Het is een zeer lange rit. Tijd om even aandacht te geven aan de sociologie van het busleven. De bus is niet geheel nieuw, de airco hapert, maar verder comfortabel. Onze chauffeur is perfect, allen ons Farsi te gering om met hem te communiceren. De bus past ons gezelschap als een goedzittende jas. De ijskist is een uitkomst. Naast onze bagage is de bus door Saba volgestopt met water, frisdranken en maltbier, heel veel maltbier. Ook koekjes, noten en allerhand fruit horen tot het basispakket. Iedereen zit, hangt, slaapt, leest of keuvelt naar believen. Saba zorgt voordurend voor ons. Soms zijn er initiatieven om dat over te nemen, maar daar wil ze niet echt van weten. De bus kent een aantal vaste plaatsen. Natuurlijk voor links voor de chauffeur met aan de rechterkant Saba. Direct achter de chauffeur Frans. Achterin altijd Jan om zijn benen kwijt te kunnen. Hij leest voortdurend in een groot oud boek. De rest zit paartje aan paartje maar ook wordt er gewisseld van plaats. Het reizen verloopt probleemloos. Geen wanklank, geen gemuit. Het grootste probleem is steeds het vinden van een geschikte plasplaats.
Om 20.30 bereiken we ons hotel in Kerman. Door alle nootjes, dadels, koekjes hebben we niet zo’n trek meer om uitgebreid te eten en bestellen alleen nog een salade. Dus voor ieder een plastic bakje met sla en een zakje dressing. Het hotel, Akhavan, is het minste van alle hotels op de reis. Het heeft erg veel achterstallig onderhoud, maar alla voor een nacht. Saba, die haar taak als reisleidster zeer serieus neemt, kan het niet laten de directeur daar toch op aan te spreken.
Vrijdag 3 Oktober Van Kerman naar Yasd, Mahan,
Gisteravond is Maria, het zusje van Saba, bij ons gekomen. Zij zal ons deze dag begeleiden. Zij studeert aan een universiteit in het oosten van het land dicht bij de Afghaanse grens: Engels en touristiek. Zij moet het vak van gids ook in de praktijk leren. Saba vindt dit een mooie gelegenheid om haar bij ons de vuurdoop te geven. Ze is verschrikkelijk nerveus en moet nog veel leren. Na het eten zal ze bij het busstation in Yasd ons weer verlaten, om terug te gaan naar haar universiteit.

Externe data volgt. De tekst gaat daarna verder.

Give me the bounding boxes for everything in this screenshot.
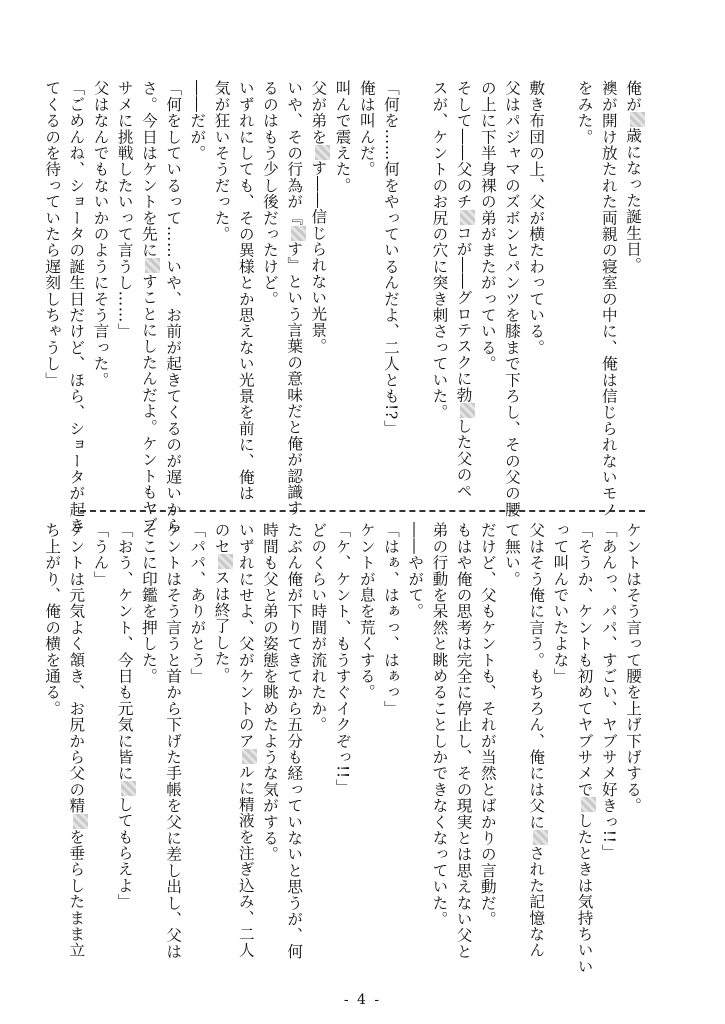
text-line: のセスは終了した。: [209, 522, 233, 942]
text-line: そして――父のチコが――グロテスクに勃した父のペ: [451, 80, 475, 500]
mosaic-censor: [145, 258, 160, 273]
text-line: ケントはそう言って腰を上げ下げする。: [624, 522, 642, 814]
mosaic-censor: [630, 112, 645, 127]
mosaic-censor: [121, 781, 136, 796]
text-line: 襖が開け放たれた両親の寝室の中に、俺は信じられないモノ: [599, 80, 618, 518]
top-text-block: [40, 80, 645, 534]
text-line: スが、ケントのお尻の穴に突き刺さっていた。: [430, 80, 449, 421]
mosaic-censor: [218, 554, 233, 569]
text-line: ち上がり、俺の横を通る。: [43, 522, 62, 717]
text-line: 時間も父と弟の姿態を眺めたような気がする。: [260, 522, 279, 863]
text-line: 父はなんでもないかのようにそう言った。: [91, 80, 110, 388]
text-line: 「ケ、ケント、もうすぐイクぞっ!!」: [333, 522, 352, 795]
text-line: 「おう、ケント、今日も元気に皆にしてもらえよ」: [113, 522, 137, 942]
text-line: 「はぁ、はぁっ、はぁっ」: [381, 522, 400, 717]
text-line: 敷き布団の上、父が横たわっている。: [527, 80, 546, 356]
mosaic-censor: [291, 226, 306, 241]
text-line: どのくらい時間が流れたか。: [309, 522, 328, 733]
text-line: 「何をしているって……いや、お前が起きてくるのが遅いから: [164, 80, 183, 534]
text-line: サメに挑戦したいって言うし……」: [115, 80, 134, 340]
text-line: 父はパジャマのズボンとパンツを膝まで下ろし、その父の腰: [502, 80, 521, 518]
mosaic-censor: [73, 814, 88, 829]
text-line: ケントはそう言うと首から下げた手帳を父に差し出し、父は: [164, 522, 183, 960]
text-line: て無い。: [502, 522, 521, 587]
text-line: をみた。: [575, 80, 594, 145]
mosaic-censor: [533, 830, 548, 845]
text-line: ケントが息を荒くする。: [357, 522, 376, 701]
text-line: いや、その行為が『す』という言葉の意味だと俺が認識す: [282, 80, 306, 500]
text-line: 父はそう俺に言う。もちろん、俺には父にされた記憶なん: [524, 522, 548, 942]
text-line: 「あんっ、パパ、すごい、ヤブサメ好きっ!!」: [599, 522, 618, 860]
text-line: 「うん」: [91, 522, 110, 587]
mosaic-censor: [242, 749, 257, 764]
page-number: - 4 -: [343, 992, 382, 1008]
text-line: たぶん俺が下りてきてから五分も経っていないと思うが、何: [285, 522, 304, 960]
mosaic-censor: [315, 145, 330, 160]
text-line: って叫んでいたよな」: [551, 522, 570, 684]
bottom-text-block: [40, 522, 645, 975]
text-line: てくるのを待っていたら遅刻しちゃうし」: [43, 80, 62, 388]
text-line: いずれにしても、その異様とか思えない光景を前に、俺は: [236, 80, 255, 502]
text-line: もはや俺の思考は完全に停止し、その現実とは思えない父と: [454, 522, 473, 960]
text-line: 弟の行動を呆然と眺めることしかできなくなっていた。: [430, 522, 449, 927]
text-line: ――やがて。: [406, 522, 425, 620]
section-divider: [80, 510, 645, 512]
text-line: そこに印鑑を押した。: [139, 522, 158, 684]
text-line: 「そうか、ケントも初めてヤブサメでしたときは気持ちいい: [572, 522, 596, 942]
blank-line: [403, 80, 427, 500]
text-line: の上に下半身裸の弟がまたがっている。: [478, 80, 497, 372]
text-line: 「パパ、ありがとう」: [188, 522, 207, 684]
text-line: 俺が歳になった誕生日。: [621, 80, 645, 500]
text-line: 気が狂いそうだった。: [212, 80, 231, 242]
mosaic-censor: [460, 210, 475, 225]
text-line: いずれにせよ、父がケントのアルに精液を注ぎ込み、二人: [234, 522, 258, 942]
text-line: 俺は叫んだ。: [357, 80, 376, 178]
text-line: 「ごめんね、ショータの誕生日だけど、ほら、ショータが起き: [67, 80, 86, 534]
text-line: 父が弟をす――信じられない光景。: [306, 80, 330, 500]
text-line: 叫んで震えた。: [333, 80, 352, 194]
text-line: 「何を……何をやっているんだよ、二人とも!?」: [381, 80, 400, 437]
text-line: さ。今日はケントを先にすことにしたんだよ。ケントもヤブ: [137, 80, 161, 500]
text-line: だけど、父もケントも、それが当然とばかりの言動だ。: [478, 522, 497, 927]
text-line: ――だが。: [188, 80, 207, 161]
text-line: ケントは元気よく頷き、お尻から父の精を垂らしたまま立: [64, 522, 88, 942]
mosaic-censor: [581, 797, 596, 812]
blank-line: [548, 80, 572, 500]
mosaic-censor: [460, 403, 475, 418]
text-line: るのはもう少し後だったけど。: [260, 80, 279, 307]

Na een redelijk ontbijt, het naanbrood is echter net leer (een waarneming van ons Til), vertrekken we om 8 uur. Het wordt weer een lange rit. De afstanden zijn toch wel erg groot. Een rechte weg door de woestijn, droog met hier en daar wat kleine dorpjes. Soms bergen maar vooral veel dorre droge vlaktes. Eerst gaan we 40 km naar het zuiden naar Mahan. Daarna 400 km naar Yasd.
Mahan is een kleine plaats. 17.000 inwoners. De plaats ontleend zijn bekendheid aan de twee plaatsen die we er zullen bezoeken. Allereerst de Soefitempel, met de schrijn van Shah Nematollah e Vali die leefde van1331-1431. Dichter, wijze(niet zo verwonderlijk; die komen toch uit het oosten), en leider van de Soefi. De koepel boven de tombe dateert uit de vroege 15e eeuw. Het tempelcomplex is beroemd om zijn tegelwerk, oude houten deuren en spectaculaire plafonds. Een verstilde moskee met hele verfijnde versieringen. In de hof ligt een vijver omgeven door cipressen.
Daarna de Prinsentuin, ruim 100 jaar oud, met indrukwekkende waterpartijen en een heerlijke theetuin. De prinsentuin ligt op een heuvel en kennelijk brengt de kwel zoveel water naar boven, dat het via vijvers omzoomt met bloemenperken en bomen etagegewijs naar beneden stroomt. Veel Iraniërs genieten er van de vrije vrijdag. Al etende zit men op uitgerolde Perzische tapijten. Sommigen dragen traditionele kleding d.w.z. vrouwen in het lang zwart met bij behorende zwarte sluier, maar vele anderen in modernere kleding: lange getailleerde jas, strakke broek en een loshangende, gekleurde sluier. We drinken heerlijk wortelsap en koffie, genieten van de zon en proberen om beurten de waterpijp. We ontmoeten er een groep Iraanse mountenbikers, mannen en vrouwen die al een verre tocht vanuit Kerman hadden gemaakt. We moeten met hen op de foto. Verder hangt er een weldadige rust.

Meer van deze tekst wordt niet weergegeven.